Teaching Math in 1950:

A logger sells a truckload of lumber for $100. His cost of production
is 4/5 of the price. What is his profit?
 Teaching Math in 1960:

A logger sells a truckload of lumber for $100. His cost of production
is 4/5 of the price, or $80. What is his profit?
 Teaching Math in 1970:

A logger exchanges a set "L" of lumber for a set "M" of money. The
cardinality of set "M" is 100. Each element is worth one dollar. The
set "C", the cost of production contains 20 fewer points than set M.
What is the cardinality of the set "P" of profits?
 Teaching Math in 1980:

A logger sells a truckload of lumber for $100. His cost of production
is $80 and his profit is $20. Your assignment: Underline the number
20.
 Teaching Math in 1990:

By cutting down beautiful forest trees, the logger makes $20. What do
you think of this way of making a living?
Topic for class participation
after answering the question: How did the forest birds and squirrels
feel as the logger cut down the trees? There are no wrong answers.
 Teaching Math in 1996:

By laying off 402 of its loggers, a company improves its stock price
from $80 to $100. How much capital gain per share does the CEO make by
exercising his stock options at $80? Assume capital gains are no longer
taxed, because this encourages investment.
 Teaching Math in 1997:

A company outsources all of its loggers.
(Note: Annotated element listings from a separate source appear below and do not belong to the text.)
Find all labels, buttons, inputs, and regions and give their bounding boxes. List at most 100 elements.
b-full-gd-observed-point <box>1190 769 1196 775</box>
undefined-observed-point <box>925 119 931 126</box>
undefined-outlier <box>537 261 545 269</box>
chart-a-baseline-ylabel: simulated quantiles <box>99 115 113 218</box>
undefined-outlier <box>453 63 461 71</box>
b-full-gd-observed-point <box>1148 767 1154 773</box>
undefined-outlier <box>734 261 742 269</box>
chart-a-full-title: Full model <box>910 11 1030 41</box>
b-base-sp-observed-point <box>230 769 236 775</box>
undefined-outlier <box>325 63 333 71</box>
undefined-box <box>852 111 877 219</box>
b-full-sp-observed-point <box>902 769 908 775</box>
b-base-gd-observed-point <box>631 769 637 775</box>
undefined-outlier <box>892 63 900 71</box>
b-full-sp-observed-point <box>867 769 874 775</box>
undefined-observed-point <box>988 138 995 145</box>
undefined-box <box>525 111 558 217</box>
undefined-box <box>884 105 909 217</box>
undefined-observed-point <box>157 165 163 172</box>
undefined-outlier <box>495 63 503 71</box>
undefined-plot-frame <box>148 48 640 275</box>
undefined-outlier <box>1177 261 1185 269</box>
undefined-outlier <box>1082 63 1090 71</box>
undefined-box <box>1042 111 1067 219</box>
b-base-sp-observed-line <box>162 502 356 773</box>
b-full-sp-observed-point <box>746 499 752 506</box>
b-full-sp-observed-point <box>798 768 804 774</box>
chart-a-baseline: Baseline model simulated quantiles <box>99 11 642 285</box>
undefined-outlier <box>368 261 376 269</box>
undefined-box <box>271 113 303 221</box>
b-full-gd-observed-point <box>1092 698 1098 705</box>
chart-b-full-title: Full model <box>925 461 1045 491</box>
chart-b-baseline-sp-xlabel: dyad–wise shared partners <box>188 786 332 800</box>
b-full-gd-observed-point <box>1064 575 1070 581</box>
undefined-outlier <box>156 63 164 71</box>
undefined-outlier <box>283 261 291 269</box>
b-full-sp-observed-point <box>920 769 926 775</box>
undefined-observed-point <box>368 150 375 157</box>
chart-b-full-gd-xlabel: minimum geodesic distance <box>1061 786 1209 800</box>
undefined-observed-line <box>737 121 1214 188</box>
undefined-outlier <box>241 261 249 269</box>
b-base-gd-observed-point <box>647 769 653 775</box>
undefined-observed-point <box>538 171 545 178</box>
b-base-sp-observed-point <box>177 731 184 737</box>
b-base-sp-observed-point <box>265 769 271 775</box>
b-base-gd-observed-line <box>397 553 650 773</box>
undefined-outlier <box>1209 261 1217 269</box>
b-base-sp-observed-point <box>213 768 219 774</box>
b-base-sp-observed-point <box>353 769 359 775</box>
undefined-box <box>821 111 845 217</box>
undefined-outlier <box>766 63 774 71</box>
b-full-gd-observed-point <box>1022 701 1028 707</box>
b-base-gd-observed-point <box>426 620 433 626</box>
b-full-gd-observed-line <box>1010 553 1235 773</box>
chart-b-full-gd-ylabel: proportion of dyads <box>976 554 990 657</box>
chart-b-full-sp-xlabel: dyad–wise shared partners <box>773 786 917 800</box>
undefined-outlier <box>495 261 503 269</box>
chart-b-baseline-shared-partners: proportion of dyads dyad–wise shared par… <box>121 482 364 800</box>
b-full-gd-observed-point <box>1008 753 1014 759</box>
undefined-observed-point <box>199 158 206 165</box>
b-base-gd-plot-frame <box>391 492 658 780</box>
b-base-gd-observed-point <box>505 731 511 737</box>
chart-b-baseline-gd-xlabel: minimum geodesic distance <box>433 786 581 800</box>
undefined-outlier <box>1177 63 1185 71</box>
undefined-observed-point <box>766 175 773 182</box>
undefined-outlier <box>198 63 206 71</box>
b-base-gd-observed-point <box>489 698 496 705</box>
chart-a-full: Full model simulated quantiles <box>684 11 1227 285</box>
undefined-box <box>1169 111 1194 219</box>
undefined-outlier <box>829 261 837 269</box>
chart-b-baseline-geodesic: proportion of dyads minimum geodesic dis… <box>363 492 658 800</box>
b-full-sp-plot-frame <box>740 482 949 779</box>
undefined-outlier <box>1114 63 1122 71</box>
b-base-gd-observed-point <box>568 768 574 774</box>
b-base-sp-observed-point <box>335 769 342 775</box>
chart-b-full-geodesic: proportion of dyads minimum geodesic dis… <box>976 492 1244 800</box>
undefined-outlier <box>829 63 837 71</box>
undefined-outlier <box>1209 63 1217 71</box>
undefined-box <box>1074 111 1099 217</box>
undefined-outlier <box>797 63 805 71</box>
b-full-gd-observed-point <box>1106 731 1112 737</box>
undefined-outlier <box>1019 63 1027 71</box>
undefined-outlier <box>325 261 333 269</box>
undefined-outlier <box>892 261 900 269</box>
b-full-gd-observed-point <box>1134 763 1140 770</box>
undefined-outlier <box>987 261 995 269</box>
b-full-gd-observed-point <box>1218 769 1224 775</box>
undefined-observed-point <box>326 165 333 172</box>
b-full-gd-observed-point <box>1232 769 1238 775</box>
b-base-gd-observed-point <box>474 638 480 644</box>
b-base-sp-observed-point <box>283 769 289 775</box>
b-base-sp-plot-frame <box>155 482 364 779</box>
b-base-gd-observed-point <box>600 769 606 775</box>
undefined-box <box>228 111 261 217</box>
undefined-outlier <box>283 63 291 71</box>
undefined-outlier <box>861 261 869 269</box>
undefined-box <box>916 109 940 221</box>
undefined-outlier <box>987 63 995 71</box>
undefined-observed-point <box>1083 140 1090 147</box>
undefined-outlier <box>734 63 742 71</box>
They save on benefits and
when demand for their product is down the logging work force can easily
be cut back. The average logger employed by the company earned $50,000,
had 3 weeks vacation, received a nice retirement plan and medical
insurance. The contracted logger charges $50 an hour. Was outsourcing
a good move?
 Teaching Math in 1998:

A logging company exports its woodfinishing jobs to its Indonesian
subsidiary and lays off the corresponding half of its US workers (the
higherpaid half). It clearcuts 95% of the forest, leaving the rest
for the spotted owl, and lays off all its remaining US workers. It tells
the workers that the spotted owl is responsible for the absence of
fellable trees and lobbies Congress for exemption from the Endangered
Species Act. Congress instead exempts the company from all federal
regulation. What is the return on investment of the lobbying?